Some speculate that Stewart was sending a message to the lad, gunning his engine to spray mud over him as he passsed by. Even worse, some claim this was a deliberate act. All this ignores the fact that there is no movement in the car, no revving of an engine (from him or anyone else) until the moment of impact. Not before the accident, but instantaneous. The much seen video plainly shows this, but that would not do for the narrative some wish to paint, facts be damned.
Unless there is proof showing otherwise, we must accept that Kevin Ward Jr., in his anger and bravado, simply forgot himself and stepped too close to Stewart’s passing car and got caught by the rear wheel. His family and friends might see it differently, and to be honest I firmly believe I would not react any differently than they have. They have earned the right to feel as they do in order to deal with this loss.
There are those no more connected to the events at Canandaigua Motorsports Park than myself who have viewed the same video, yet come to a completely opposite opinion to the one I hold. That also is their right, though I firmly believe they are wrong. I would like to think that if we viewed it together in the same room we might reach a consensus, but I doubt it. You get the feeling that if some had been characters in the Henry Fonda classic “12 Angry Men” it would have been a very short movie.
No, my problem is with the supposed unbiased members of the Fourth Estate who forget, or just ignore, that their job is to concentrate on the facts, of what we know, and not to embellish their reports with unrelated labeling, speculation or distortion. In doing so, they cheapen their profession and come across as no better, if not worse, than any untrained, unseasoned amateur blogger.

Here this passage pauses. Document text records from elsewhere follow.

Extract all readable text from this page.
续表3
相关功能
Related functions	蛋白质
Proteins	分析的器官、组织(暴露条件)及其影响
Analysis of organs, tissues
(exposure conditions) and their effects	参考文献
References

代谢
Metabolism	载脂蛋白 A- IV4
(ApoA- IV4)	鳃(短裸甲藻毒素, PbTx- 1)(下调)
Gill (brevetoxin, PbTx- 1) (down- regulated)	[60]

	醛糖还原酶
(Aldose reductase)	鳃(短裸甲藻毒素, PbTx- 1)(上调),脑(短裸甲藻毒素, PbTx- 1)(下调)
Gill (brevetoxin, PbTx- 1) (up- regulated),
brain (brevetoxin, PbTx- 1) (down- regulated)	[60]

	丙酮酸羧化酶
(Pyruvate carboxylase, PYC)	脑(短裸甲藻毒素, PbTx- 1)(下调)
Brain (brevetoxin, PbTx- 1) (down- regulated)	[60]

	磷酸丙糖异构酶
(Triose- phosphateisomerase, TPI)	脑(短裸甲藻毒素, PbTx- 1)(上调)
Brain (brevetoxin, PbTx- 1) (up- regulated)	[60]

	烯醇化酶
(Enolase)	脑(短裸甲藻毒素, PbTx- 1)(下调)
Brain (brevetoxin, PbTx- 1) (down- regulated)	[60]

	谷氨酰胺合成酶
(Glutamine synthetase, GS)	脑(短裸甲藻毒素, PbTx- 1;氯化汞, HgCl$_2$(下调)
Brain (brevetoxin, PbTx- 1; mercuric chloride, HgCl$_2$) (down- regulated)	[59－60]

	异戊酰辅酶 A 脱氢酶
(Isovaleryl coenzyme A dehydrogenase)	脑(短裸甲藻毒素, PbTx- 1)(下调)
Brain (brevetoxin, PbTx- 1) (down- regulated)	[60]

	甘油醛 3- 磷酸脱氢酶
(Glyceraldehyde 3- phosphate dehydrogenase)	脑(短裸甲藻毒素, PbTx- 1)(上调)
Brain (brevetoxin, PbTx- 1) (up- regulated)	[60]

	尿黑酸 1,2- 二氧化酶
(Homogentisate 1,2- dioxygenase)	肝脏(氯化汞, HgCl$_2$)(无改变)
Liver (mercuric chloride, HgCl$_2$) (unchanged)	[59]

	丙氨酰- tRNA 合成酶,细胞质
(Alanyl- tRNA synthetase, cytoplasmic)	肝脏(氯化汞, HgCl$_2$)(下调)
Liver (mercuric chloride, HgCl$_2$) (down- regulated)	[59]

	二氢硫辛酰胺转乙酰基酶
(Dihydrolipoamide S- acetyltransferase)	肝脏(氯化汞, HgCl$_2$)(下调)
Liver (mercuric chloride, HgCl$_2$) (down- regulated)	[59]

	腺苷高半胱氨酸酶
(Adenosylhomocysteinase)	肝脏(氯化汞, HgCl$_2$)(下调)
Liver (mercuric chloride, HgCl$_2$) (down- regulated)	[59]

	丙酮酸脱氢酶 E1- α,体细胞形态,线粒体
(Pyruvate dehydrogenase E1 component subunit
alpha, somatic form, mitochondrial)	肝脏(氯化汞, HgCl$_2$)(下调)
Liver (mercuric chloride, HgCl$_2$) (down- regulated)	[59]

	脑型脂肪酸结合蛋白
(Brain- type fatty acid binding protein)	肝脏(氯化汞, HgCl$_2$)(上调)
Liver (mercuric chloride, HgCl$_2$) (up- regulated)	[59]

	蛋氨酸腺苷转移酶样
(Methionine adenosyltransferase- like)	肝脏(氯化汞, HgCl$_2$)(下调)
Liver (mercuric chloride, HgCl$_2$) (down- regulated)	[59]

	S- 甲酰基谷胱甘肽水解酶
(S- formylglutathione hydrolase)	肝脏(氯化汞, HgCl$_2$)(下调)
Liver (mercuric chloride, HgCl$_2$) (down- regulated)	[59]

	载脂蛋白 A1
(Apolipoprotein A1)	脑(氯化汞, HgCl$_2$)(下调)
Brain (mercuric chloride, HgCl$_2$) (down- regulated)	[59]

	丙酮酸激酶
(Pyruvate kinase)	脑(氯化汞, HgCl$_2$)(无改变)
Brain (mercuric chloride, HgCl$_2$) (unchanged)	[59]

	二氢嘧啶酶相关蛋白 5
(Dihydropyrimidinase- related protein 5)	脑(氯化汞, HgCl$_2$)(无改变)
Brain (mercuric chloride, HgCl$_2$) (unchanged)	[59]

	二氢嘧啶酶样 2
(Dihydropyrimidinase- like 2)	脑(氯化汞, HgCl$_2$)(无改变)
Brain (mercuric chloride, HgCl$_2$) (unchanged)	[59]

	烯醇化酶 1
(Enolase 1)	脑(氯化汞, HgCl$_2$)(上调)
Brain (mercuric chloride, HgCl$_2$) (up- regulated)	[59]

If Tony Stewart is to be hanged by public opinion, we should at least expect it to be done based on facts and available evidence, not misleading, contrived and irresponsible misinformation. That former 19 year old journalist still holds on to his ideals, but has long realized to not expect everyone to share them. Maybe it is time that he, and you, start demanding that those expectations be met. That is, unless lynching is something you can embrace.